LLMs lack persistent state tracking

Kleinberg finds LLMs miscount objects in generated stories at 15-40% error rates Simons Institute for the Theory of Computing
TL;DW
  • LLMs fail basic world model tasks like counting people in narratives (~15% error rate), yet solve identical arithmetic instantly when framed as math problems—suggesting errors stem from attention allocation, not capability.
  • Order dependence in state tracking: describing budget categories from high-to-low causes systematic inflation across all categories, violating consistency expected from systems with genuine world models.
  • Repeated revision attempts reach chemical equilibrium, not zero errors—models fix some errors but reintroduce new ones at matching rates, creating stable error floors impossible for humans to eliminate through iteration alone.

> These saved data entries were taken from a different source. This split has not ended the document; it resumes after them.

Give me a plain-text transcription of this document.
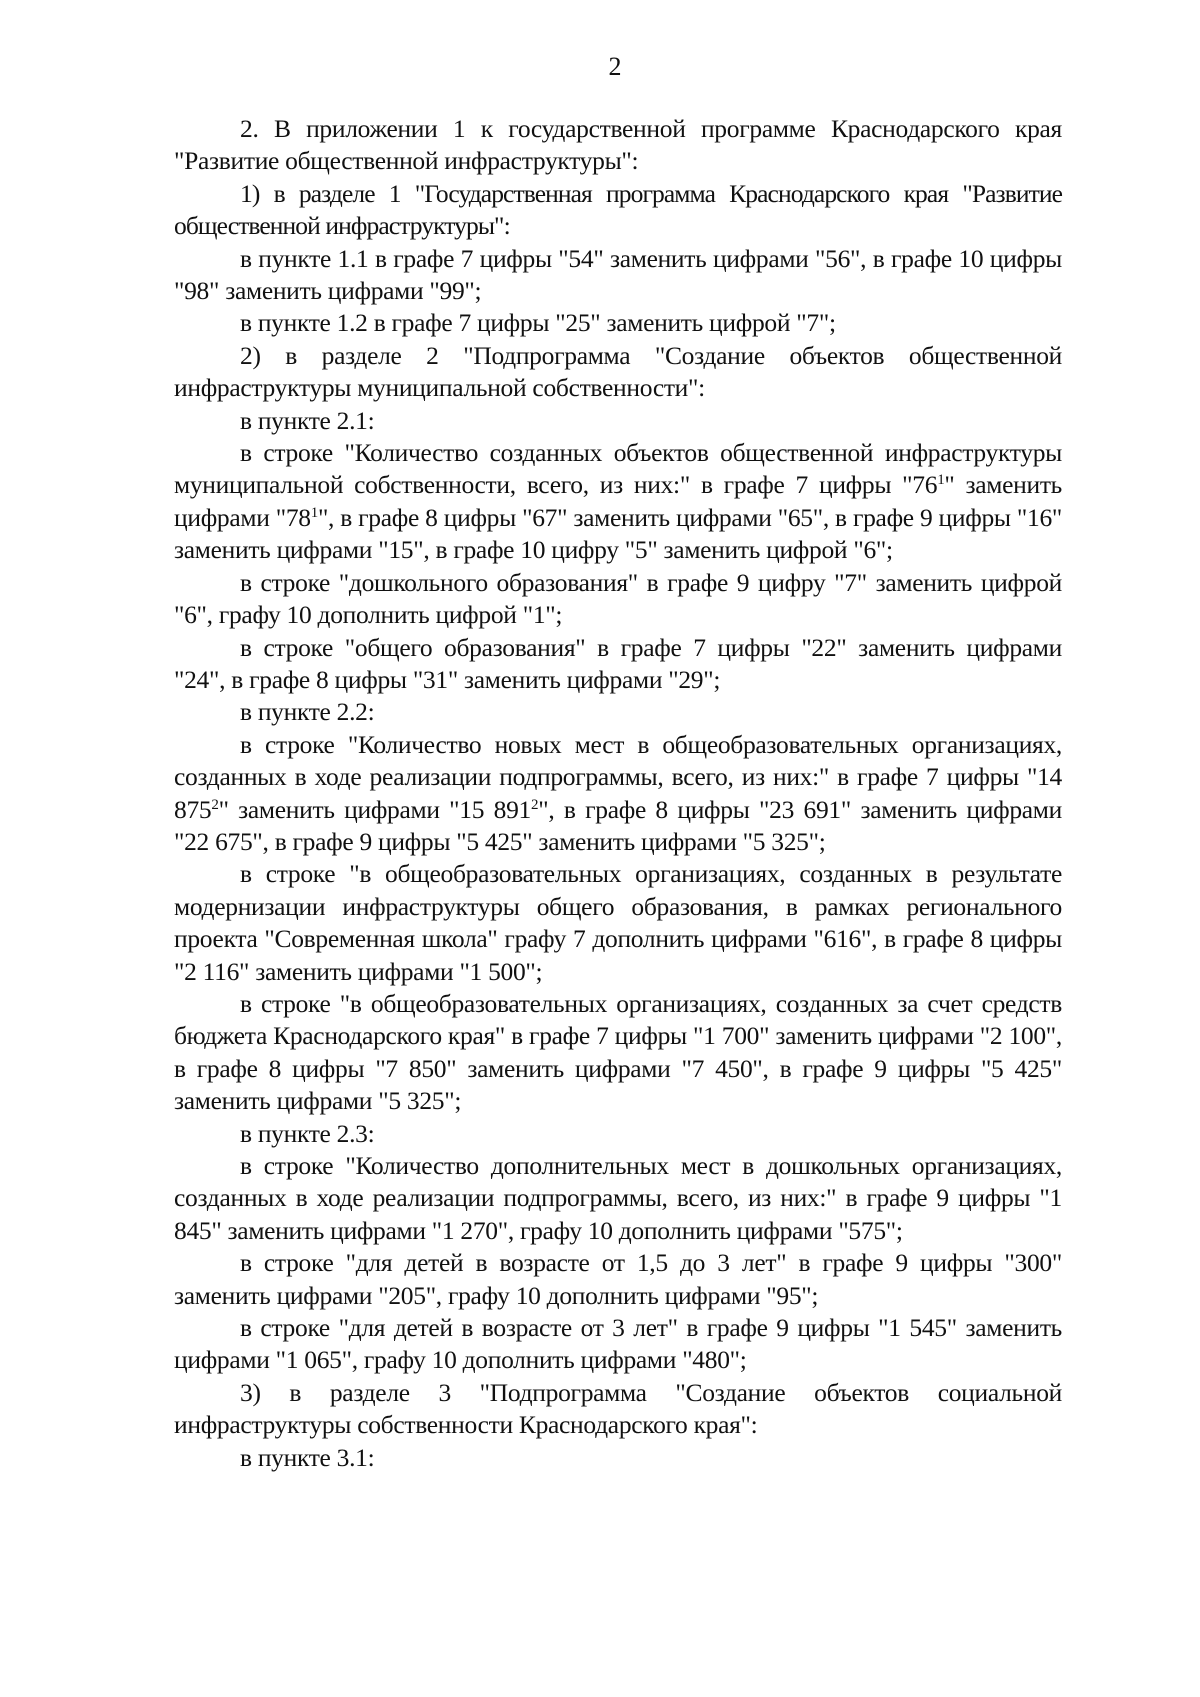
2

2. В приложении 1 к государственной программе Краснодарского края "Развитие общественной инфраструктуры":

1) в разделе 1 "Государственная программа Краснодарского края "Развитие общественной инфраструктуры":

в пункте 1.1 в графе 7 цифры "54" заменить цифрами "56", в графе 10 цифры "98" заменить цифрами "99";

в пункте 1.2 в графе 7 цифры "25" заменить цифрой "7";

2) в разделе 2 "Подпрограмма "Создание объектов общественной инфраструктуры муниципальной собственности":

в пункте 2.1:

в строке "Количество созданных объектов общественной инфраструктуры муниципальной собственности, всего, из них:" в графе 7 цифры "$76^1$" заменить цифрами "$78^1$", в графе 8 цифры "67" заменить цифрами "65", в графе 9 цифры "16" заменить цифрами "15", в графе 10 цифру "5" заменить цифрой "6";

в строке "дошкольного образования" в графе 9 цифру "7" заменить цифрой "6", графу 10 дополнить цифрой "1";

в строке "общего образования" в графе 7 цифры "22" заменить цифрами "24", в графе 8 цифры "31" заменить цифрами "29";

в пункте 2.2:

в строке "Количество новых мест в общеобразовательных организациях, созданных в ходе реализации подпрограммы, всего, из них:" в графе 7 цифры "14 $875^2$" заменить цифрами "15 $891^2$", в графе 8 цифры "23 691" заменить цифрами "22 675", в графе 9 цифры "5 425" заменить цифрами "5 325";

в строке "в общеобразовательных организациях, созданных в результате модернизации инфраструктуры общего образования, в рамках регионального проекта "Современная школа" графу 7 дополнить цифрами "616", в графе 8 цифры "2 116" заменить цифрами "1 500";

в строке "в общеобразовательных организациях, созданных за счет средств бюджета Краснодарского края" в графе 7 цифры "1 700" заменить цифрами "2 100", в графе 8 цифры "7 850" заменить цифрами "7 450", в графе 9 цифры "5 425" заменить цифрами "5 325";

в пункте 2.3:

в строке "Количество дополнительных мест в дошкольных организациях, созданных в ходе реализации подпрограммы, всего, из них:" в графе 9 цифры "1 845" заменить цифрами "1 270", графу 10 дополнить цифрами "575";

в строке "для детей в возрасте от 1,5 до 3 лет" в графе 9 цифры "300" заменить цифрами "205", графу 10 дополнить цифрами "95";

в строке "для детей в возрасте от 3 лет" в графе 9 цифры "1 545" заменить цифрами "1 065", графу 10 дополнить цифрами "480";

3) в разделе 3 "Подпрограмма "Создание объектов социальной инфраструктуры собственности Краснодарского края":

в пункте 3.1:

  • Framing dramatically affects numerical accuracy: stories generate 15% errors, blog posts 9.5%, news articles 2.5%, and math problems ~0.2%—the same underlying capability behaves radically differently based on genre framing.

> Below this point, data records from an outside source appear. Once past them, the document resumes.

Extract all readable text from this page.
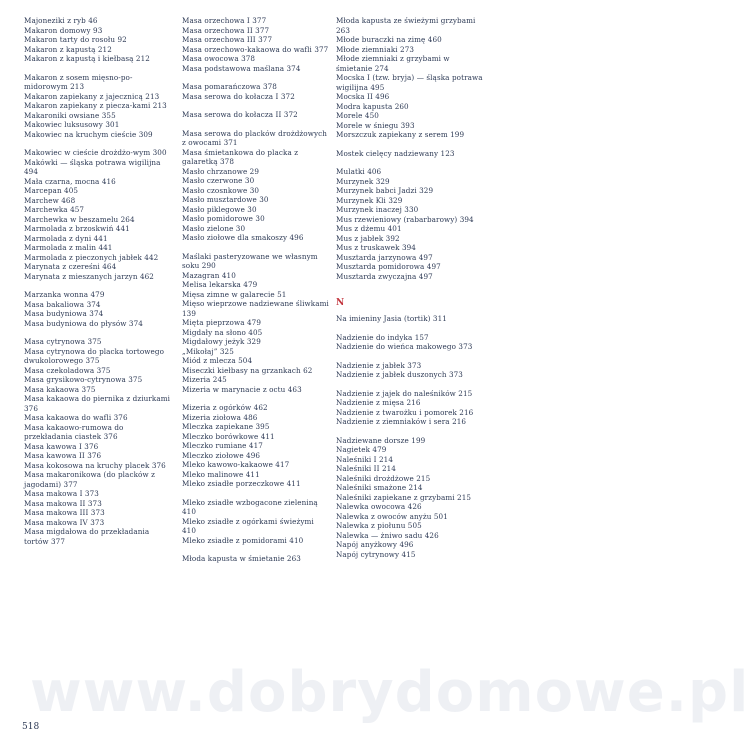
Majoneziki z ryb 46
Makaron domowy 93
Makaron tarty do rosołu 92
Makaron z kapustą 212
Makaron z kapustą i kiełbasą 212
Makaron z sosem mięsno-po-midorowym 213
Makaron zapiekany z jajecznicą 213
Makaron zapiekany z piecza-kami 213
Makaroniki owsiane 355
Makowiec luksusowy 301
Makowiec na kruchym cieście 309
Makowiec w cieście drożdżo-wym 300
Makówki — śląska potrawa wigilijna 494
Mała czarna, mocna 416
Marcepan 405
Marchew 468
Marchewka 457
Marchewka w beszamelu 264
Marmolada z brzoskwiń 441
Marmolada z dyni 441
Marmolada z malin 441
Marmolada z pieczonych jabłek 442
Marynata z czereśni 464
Marynata z mieszanych jarzyn 462
Marzanka wonna 479
Masa bakaliowa 374
Masa budyniowa 374
Masa budyniowa do płysów 374
Masa cytrynowa 375
Masa cytrynowa do placka tortowego dwukolorowego 375
Masa czekoladowa 375
Masa grysikowo-cytrynowa 375
Masa kakaowa 375
Masa kakaowa do piernika z dziurkami 376
Masa kakaowa do wafli 376
Masa kakaowo-rumowa do przekładania ciastek 376
Masa kawowa I 376
Masa kawowa II 376
Masa kokosowa na kruchy placek 376
Masa makaronikowa (do placków z jagodami) 377
Masa makowa I 373
Masa makowa II 373
Masa makowa III 373
Masa makowa IV 373
Masa migdałowa do przekładania tortów 377
Masa orzechowa I 377
Masa orzechowa II 377
Masa orzechowa III 377
Masa orzechowo-kakaowa do wafli 377
Masa owocowa 378
Masa podstawowa maślana 374
Masa pomarańczowa 378
Masa serowa do kołacza I 372
Masa serowa do kołacza II 372
Masa serowa do placków drożdżowych z owocami 371
Masa śmietankowa do placka z galaretką 378
Masło chrzanowe 29
Masło czerwone 30
Masło czosnkowe 30
Masło musztardowe 30
Masło piklegowe 30
Masło pomidorowe 30
Masło zielone 30
Masło ziołowe dla smakoszy 496
Maślaki pasteryzowane we własnym soku 290
Mazagran 410
Melisa lekarska 479
Mięsa zimne w galarecie 51
Mięso wieprzowe nadziewane śliwkami 139
Mięta pieprzowa 479
Migdały na słono 405
Migdałowy jeżyk 329
„Mikołaj” 325
Miód z mlecza 504
Miseczki kiełbasy na grzankach 62
Mizeria 245
Mizeria w marynacie z octu 463
Mizeria z ogórków 462
Mizeria ziołowa 486
Mleczka zapiekane 395
Mleczko borówkowe 411
Mleczko rumiane 417
Mleczko ziołowe 496
Mleko kawowo-kakaowe 417
Mleko malinowe 411
Mleko zsiadłe porzeczkowe 411
Mleko zsiadłe wzbogacone zieleniną 410
Mleko zsiadłe z ogórkami świeżymi 410
Mleko zsiadłe z pomidorami 410
Młoda kapusta w śmietanie 263
Młoda kapusta ze świeżymi grzybami 263
Młode buraczki na zimę 460
Młode ziemniaki 273
Młode ziemniaki z grzybami w śmietanie 274
Mocska I (tzw. bryja) — śląska potrawa wigilijna 495
Mocska II 496
Modra kapusta 260
Morele 450
Morele w śniegu 393
Morszczuk zapiekany z serem 199
Mostek cielęcy nadziewany 123
Mulatki 406
Murzynek 329
Murzynek babci Jadzi 329
Murzynek Kli 329
Murzynek inaczej 330
Mus rzewieniowy (rabarbarowy) 394
Mus z dżemu 401
Mus z jabłek 392
Mus z truskawek 394
Musztarda jarzynowa 497
Musztarda pomidorowa 497
Musztarda zwyczajna 497
N
Na imieniny Jasia (tortik) 311
Nadzienie do indyka 157
Nadzienie do wieńca makowego 373
Nadzienie z jabłek 373
Nadzienie z jabłek duszonych 373
Nadzienie z jajek do naleśników 215
Nadzienie z mięsa 216
Nadzienie z twarożku i pomorek 216
Nadzienie z ziemniaków i sera 216
Nadziewane dorsze 199
Nagietek 479
Naleśniki I 214
Naleśniki II 214
Naleśniki drożdżowe 215
Naleśniki smażone 214
Naleśniki zapiekane z grzybami 215
Nalewka owocowa 426
Nalewka z owoców anyżu 501
Nalewka z piołunu 505
Nalewka — żniwo sadu 426
Napój anyżkowy 496
Napój cytrynowy 415
www.dobrydomowe.pl
518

  • Myhill-Nerode theorem applied to sequence-generating systems: states can be extracted as equivalence classes of sequences, enabling principled probing for world models in game-playing, navigation, and constraint-satisfaction tasks.
  • Models maintain state propagation consistency (e.g., sports scores) even when starting from corrupted states (~80-94% transition accuracy), suggesting they represent implicit dynamics rather than absolute facts.
  • Compass direction tracking shows models confabulate details (shadows always point toward sunset regardless of direction traveled), indicating they optimize for narrative plausibility over geometric consistency.
  • Multi-model revision scheduling is solvable via Bellman equations: using cheap models early to reduce errors, then expensive models to grind out remaining errors, yields minimum-cost error-reduction strategies.
  • Navigation descriptions achieve 20% error rate per location even with tool use enabled, catching some errors while generating others—same model identifies failures it cannot prevent.
  • World models in LLMs may be fundamentally about our explanation of what's happening inside rather than the model's understanding of the world—making definition and measurement inherently observer-dependent.

Using Myhill-Nerode theorem analysis and navigation tasks, Cornell's Kleinberg shows LLMs lack persistent state maintenance during generation—models fail to track people and objects across narratives but catch the same errors when explicitly prompted, revealing a gap between language fluency and world-model coherence.